[Infowarrior] - Consumer Use Of Ad Blocking Technology Doubles

Richard Forno rforno at infowarrior.org
Tue Dec 5 19:01:14 EST 2006


Consumer Use Of Ad Blocking Technology Doubles

In the past two years, the number of consumers using pop-up blockers and
spam filters has more than doubled, according to a study from Forrester
Research.

By Thomas Claburn,  InformationWeek
Dec. 5, 2006
URL: 
http://www.informationweek.com/story/showArticle.jhtml?articleID=196601694

Memo to marketers: Consumers still hate you and they've taken to blocking
your ads.

In the past two years, the number of consumers using pop-up blockers and
spam filters has more than doubled, according to a new study, "Consumers
Love to Hate Advertising," from Forrester Research. More than half of all
American households now report using these ad blocking technologies to block
unwanted pitches.

Broadband households have become even harder to reach: some 81% of those
with high-speed Internet access employ pop-up blockers and spam filters.

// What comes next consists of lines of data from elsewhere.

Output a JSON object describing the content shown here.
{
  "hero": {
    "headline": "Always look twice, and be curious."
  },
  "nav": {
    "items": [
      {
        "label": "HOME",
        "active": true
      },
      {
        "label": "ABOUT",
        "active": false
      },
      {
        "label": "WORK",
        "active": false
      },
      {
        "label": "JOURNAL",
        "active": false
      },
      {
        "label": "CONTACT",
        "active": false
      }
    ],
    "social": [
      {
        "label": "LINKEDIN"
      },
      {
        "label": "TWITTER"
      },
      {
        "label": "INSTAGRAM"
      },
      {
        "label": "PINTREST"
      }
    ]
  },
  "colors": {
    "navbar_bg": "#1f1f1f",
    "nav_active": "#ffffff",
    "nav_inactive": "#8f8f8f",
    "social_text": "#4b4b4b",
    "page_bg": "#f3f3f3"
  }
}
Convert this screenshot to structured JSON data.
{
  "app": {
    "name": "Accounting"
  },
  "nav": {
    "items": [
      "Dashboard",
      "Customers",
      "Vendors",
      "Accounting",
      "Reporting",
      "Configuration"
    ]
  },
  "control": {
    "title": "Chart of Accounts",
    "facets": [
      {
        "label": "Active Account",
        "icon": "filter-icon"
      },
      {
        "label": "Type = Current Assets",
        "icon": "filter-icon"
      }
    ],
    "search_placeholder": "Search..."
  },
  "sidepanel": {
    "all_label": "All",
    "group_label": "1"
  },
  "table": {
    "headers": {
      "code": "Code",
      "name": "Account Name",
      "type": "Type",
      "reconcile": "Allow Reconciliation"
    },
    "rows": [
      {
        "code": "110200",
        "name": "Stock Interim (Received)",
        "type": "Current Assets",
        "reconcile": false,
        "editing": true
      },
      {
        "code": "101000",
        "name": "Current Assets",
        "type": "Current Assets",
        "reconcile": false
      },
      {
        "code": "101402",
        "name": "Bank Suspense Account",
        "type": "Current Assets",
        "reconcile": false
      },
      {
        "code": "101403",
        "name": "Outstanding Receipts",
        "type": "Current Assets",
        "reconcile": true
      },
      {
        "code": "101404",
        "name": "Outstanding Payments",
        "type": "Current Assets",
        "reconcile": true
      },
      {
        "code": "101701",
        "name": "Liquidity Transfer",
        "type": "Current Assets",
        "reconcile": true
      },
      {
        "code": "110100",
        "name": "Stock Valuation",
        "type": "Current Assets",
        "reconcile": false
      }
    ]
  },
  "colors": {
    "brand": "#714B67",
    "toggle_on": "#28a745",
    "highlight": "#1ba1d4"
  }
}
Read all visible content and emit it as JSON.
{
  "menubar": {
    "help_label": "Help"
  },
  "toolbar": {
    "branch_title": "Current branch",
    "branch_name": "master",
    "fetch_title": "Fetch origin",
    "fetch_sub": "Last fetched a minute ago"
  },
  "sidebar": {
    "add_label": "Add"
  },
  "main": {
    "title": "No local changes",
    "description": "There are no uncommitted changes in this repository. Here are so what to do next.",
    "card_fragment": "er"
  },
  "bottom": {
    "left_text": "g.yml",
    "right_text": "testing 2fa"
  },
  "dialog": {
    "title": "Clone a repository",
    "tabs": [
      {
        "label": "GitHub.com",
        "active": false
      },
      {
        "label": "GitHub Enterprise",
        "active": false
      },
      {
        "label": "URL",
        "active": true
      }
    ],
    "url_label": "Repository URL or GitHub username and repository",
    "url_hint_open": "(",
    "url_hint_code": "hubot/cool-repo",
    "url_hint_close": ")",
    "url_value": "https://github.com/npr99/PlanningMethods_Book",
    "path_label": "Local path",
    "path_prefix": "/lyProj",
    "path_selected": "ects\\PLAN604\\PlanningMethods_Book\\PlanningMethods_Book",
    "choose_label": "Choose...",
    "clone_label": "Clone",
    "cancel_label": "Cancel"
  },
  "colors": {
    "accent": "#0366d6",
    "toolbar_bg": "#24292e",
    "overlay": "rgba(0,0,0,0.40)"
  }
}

Consumer attitudes toward marketers have actually improved somewhat,
according to the report. However, it's not clear whether this slight thaw in
sentiment is the result of successful ad blocking.

The report suggests that marketers, media agencies, and publishers should
see the stabilization of dislike as a sign of hope. At the same time, it
warns that companies "cannot afford to ignore consumer distaste for
advertising."

And that distaste is strong: "Only 13% of consumers admit that they buy
products because of their ads, and a paltry 6% believe that companies
generally tell the truth in ads," the report states.

The most common ad blocking system is run by the government-run National Do
Not Call Registry, which now protects over 107 million U.S. consumers from
intrusive telemarketing.

Forrester also notes that ad avoidance is becoming more common on
television. Today, 15% of consumers acknowledge using their digital video
recorders to skip ads, more than three times as many as in 2004. The
research firm predicts this behavior spread, based on projections that over
half of all U.S. households will have DVRs by 2010.

Consumer ire, the report says, is driven by three factors: an excess of ads,
the disruptive nature of ads, and the irrelevance of ads.

What's a marketer to do, beyond maintaining an unlisted number and
pretending to work in a less despised profession, such as a cigarette
company executive? Forrester recommends facilitating user experiences
instead of disrupting them; focusing on metrics that measure whether a
desired action occurred rather than whether a message was seen or heard; and
shifting budgets from media to infrastructure to facilitate marketing across
mediums from a central store of consumer data.